The FTC reached a settlement with the company in 2019 to pay a record-breaking $5 billion fine and make substantial changes to its privacy and security practices. The settlement required the company to allow an independent, third-party assessor to evaluate its privacy practices and identify any gaps. The FTC alleges that the independent assessor found deficiencies in Meta’s privacy program and has called for several major changes to its settlement. Specifically, the FTC plans to prohibit Meta from monetizing data from users under the age of 18, prohibit Meta from launching new products without independent confirmation of full compliance with a privacy program, and limit its use of facial recognition technology.
These proposed changes are a gross overreaction to Meta’s alleged harms, many of which have already been resolved. Indeed, the assessor’s report, which covered Meta’s actions from October 2020 to April 2021, notes that the “key foundational elements necessary for an effective program are now in place.” Nor do any of the alleged violations justify such a drastic response. For example, Meta’s only alleged misrepresentation of its protections for children’s privacy occurred due to what the FTC itself describes as a “coding error” in the company’s Messenger Kids app, which allowed users in limited circumstances to communicate with unapproved contacts. Using a routine software bug to justify banning Meta from offering any services to users under the age of 18 is completely unjustified. Indeed, even FTC Commissioner Alvaro Bedoya issued a statement noting his concerns about the “nexus between the original order, the intervening violations, and the modified order.”
Further, the authority to enact broad rules governing the use of youth data, facial recognition technology, and other data-related issues belongs to Congress, not a regulatory agency such as the FTC. The proposed ban on Meta providing services to users under 18 oversteps this boundary and is a clear example of regulatory overreach. Moreover, this change would negatively impact children’s ability to access social media, communications apps, and the metaverse.

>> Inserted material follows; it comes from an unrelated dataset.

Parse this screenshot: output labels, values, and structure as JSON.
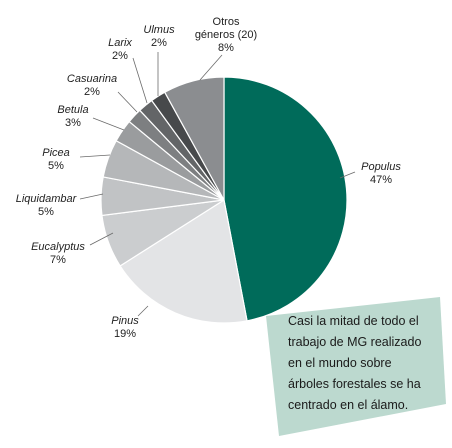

While many of the advocacy groups that have tried, and failed, to pass stricter children’s privacy laws are cheering on this power grab, the FTC should leave lawmaking to the elected officials in Congress.
Finally, the FTC’s attempt to unilaterally amend the order represents a breach of trust that will give other companies pause before entering into future consent decrees with the agency. The FTC frequently uses consent decrees to avoid costly litigation and obtain settlements with companies that provide unique remedies and oversight. However, companies will rightly question whether they should enter into voluntary settlements with the FTC in the future if the FTC cannot be trusted to abide by the agreements.
The FTC’s proposed unilateral changes are both unwarranted and overreaching, and Meta has rightly challenged its legal authority. While the FTC should ensure that companies comply with the law and uphold commitments in consent decrees, restricting legitimate business practices is an unreasonable reaction that will hurt the company’s users too.